Take glam-rock-sounding promo single “Venus” which is an ode to sexual desire, femininity and the goddess of love herself, or album standout “G.U.Y (Girl Under You)” which is an empowering blast of new-wave feminism and sexual liberation (the opposite to Robin Thicke’s own brand of catchy misogyny), wrapped up in a club-aimed production from dance maestro Zedd and which has Venus’ son, Eros (the god of sexual desire) giving the introductions.

This loving feeling is ever-present throughout the largely positive and upbeat ARTPOP – in “Manicure”, a fantastically bonkers and effervescent pop-rock track that evokes The Go-Gos at their finest, she describes being addicted to love, and in another standout, “Sexxx Dreams”, she turns the naughty nocturnal dream into a chant-worthy anthem. The title track itself is a serene and sweet invitation for love and creativity that provides a hypnotic break in the largely dance-fuelled proceedings.

Elsewhere, the subject matter and indeed sound on ARTPOP veers from standard Gaga fare to more unusual climes – R Kelly duet “Do What U Want” doubles as both an R&B-light sexual ode and a one-fingered salute to her many critics, while “Swine” is a vitriolic, cathartic blast of anger and rage against a blazing EDM production.
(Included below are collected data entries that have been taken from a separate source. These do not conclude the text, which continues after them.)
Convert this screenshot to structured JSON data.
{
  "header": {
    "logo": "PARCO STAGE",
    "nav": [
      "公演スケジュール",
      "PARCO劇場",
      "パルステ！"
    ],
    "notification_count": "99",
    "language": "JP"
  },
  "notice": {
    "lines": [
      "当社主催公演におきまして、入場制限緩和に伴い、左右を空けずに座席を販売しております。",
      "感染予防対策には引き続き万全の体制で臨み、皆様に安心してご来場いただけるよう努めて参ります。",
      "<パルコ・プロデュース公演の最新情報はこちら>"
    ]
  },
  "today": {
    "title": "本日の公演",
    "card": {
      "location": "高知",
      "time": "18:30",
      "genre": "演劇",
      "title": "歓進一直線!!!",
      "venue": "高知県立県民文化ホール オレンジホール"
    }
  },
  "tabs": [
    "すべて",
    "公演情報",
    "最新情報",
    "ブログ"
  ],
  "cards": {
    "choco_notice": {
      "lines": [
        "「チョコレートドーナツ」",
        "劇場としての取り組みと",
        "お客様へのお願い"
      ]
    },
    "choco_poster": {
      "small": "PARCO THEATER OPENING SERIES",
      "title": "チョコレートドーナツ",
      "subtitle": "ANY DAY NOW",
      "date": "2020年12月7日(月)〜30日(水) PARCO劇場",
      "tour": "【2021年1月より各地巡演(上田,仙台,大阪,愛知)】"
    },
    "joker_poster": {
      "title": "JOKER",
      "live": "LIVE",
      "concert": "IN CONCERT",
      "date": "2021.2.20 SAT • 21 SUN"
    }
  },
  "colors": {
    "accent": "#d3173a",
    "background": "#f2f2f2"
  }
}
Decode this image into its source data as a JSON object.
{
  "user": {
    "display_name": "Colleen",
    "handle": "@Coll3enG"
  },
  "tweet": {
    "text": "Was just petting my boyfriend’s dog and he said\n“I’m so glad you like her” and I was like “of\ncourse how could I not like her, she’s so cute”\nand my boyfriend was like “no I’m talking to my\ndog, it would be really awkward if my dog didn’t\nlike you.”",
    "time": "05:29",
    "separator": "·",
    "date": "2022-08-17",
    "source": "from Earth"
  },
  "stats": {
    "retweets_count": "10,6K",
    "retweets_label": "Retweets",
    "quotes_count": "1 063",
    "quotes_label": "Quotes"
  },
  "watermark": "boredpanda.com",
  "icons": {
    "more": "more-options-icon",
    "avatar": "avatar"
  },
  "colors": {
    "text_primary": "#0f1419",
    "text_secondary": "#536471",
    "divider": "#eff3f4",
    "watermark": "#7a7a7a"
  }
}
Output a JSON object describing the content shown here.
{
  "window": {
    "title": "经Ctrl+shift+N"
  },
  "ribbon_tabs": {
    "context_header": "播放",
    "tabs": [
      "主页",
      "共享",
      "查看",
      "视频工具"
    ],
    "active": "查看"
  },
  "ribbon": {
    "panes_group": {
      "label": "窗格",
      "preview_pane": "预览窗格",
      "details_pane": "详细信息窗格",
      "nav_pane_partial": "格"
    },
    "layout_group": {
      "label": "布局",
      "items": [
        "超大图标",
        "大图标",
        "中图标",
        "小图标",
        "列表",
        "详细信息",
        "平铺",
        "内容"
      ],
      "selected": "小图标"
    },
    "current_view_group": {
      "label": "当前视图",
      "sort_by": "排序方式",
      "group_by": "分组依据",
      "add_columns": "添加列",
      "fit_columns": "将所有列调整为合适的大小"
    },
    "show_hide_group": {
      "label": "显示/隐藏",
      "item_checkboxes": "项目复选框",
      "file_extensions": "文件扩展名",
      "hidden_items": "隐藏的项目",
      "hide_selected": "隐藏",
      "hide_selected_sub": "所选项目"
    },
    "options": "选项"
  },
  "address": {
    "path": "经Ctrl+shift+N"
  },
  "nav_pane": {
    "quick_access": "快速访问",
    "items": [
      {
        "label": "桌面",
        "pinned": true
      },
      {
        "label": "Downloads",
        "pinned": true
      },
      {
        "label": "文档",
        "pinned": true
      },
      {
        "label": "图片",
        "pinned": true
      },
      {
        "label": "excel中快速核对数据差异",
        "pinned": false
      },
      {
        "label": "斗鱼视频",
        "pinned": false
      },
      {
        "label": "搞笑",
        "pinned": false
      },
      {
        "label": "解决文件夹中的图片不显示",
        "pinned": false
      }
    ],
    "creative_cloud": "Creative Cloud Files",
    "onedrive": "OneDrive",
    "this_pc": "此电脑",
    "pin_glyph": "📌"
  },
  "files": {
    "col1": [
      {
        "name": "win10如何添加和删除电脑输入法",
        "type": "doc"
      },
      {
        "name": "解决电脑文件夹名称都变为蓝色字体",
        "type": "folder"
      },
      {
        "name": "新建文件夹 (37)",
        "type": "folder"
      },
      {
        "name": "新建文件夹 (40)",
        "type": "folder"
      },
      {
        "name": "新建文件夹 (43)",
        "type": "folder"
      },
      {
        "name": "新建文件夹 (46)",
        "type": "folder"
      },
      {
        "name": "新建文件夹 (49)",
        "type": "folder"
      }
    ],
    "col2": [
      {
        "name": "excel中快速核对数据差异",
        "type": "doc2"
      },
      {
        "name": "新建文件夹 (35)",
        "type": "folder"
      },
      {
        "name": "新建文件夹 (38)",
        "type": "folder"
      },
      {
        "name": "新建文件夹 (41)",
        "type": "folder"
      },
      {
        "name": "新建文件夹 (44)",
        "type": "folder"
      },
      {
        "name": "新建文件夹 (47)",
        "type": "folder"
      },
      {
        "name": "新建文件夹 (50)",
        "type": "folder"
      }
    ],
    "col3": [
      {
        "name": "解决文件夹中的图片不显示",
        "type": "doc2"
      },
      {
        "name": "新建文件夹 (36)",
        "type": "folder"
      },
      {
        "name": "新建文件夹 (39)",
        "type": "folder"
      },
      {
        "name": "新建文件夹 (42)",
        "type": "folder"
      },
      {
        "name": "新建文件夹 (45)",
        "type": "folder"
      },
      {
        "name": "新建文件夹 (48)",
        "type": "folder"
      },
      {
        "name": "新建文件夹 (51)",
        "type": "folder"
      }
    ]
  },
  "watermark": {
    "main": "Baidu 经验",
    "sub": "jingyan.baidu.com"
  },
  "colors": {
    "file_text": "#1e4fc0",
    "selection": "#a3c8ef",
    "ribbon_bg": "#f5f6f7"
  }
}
Elsewhere, “Jewels & Drugs” acts as an extremely unusual but compelling trap and rap track with rappers such as T.I., Twista, and Too Short stopping by for verses, and weed love letter “Mary Jane Holland” is a compelling EDM song about marijuana with a middle eight to kill for and stellar production from house wunderkind Madeon.

The true standout for me, however, is “Gypsy”, the true successor to previous album Born This Way closer and acclaimed track, “The Edge of Glory”. “Gypsy”, despite the kind of problematic title’s usage, is an uplifting ode to the nomadic way of life, a love letter to the man in her life, and an anthemic, stadium-sized blast of EDM-pop that could be the massive hit that Gaga has needed this year should she release it as a single (she should), and one of her finest tracks altogether.

Not everything is great on ARTPOP, however – the sonically-captivating opener “Aura”, for example, is fantastic dancefloor fare but the appropriation of Muslim culture and the burqa as featured in the song feel inappropriate and unnecessary. Other songs such as “Donatella” and “Fashion!” are both solid, if forgettable pop songs, and while the former is a gay-club-aimed floorfiller (and a tribute to Gaga’s pal Donatella Versace), the latter feels listless and boring with its early 2000’s-sounding production despite having dance auteurs such as David Guetta and will.i.am on board for writing duties. The worst offender is clearly “Dope”, a misplaced and minimalist piano ballad that stops dead this ‘party record’ and which just sounds so maudlin, skipping it is the only way to keep the good vibes going.

But, fortunately, the vast majority of ARTPOP is quite amazing and possibly the best pop record of 2013, re-establishing Gaga as a force to be reckoned with, and providing listeners plenty of solid, hook-laden pop songs to sink their teeth into. While I hope that the ARTPOP app tracks provide some more fantastic tunes for fans, regular listeners can content themselves with the knowledge that the woman once proclaimed as the saviour of pop is back, and as long as she can keep on creating new and exciting pop music, her title as such should be all but secured. Glad to have you back, Ms Gaga.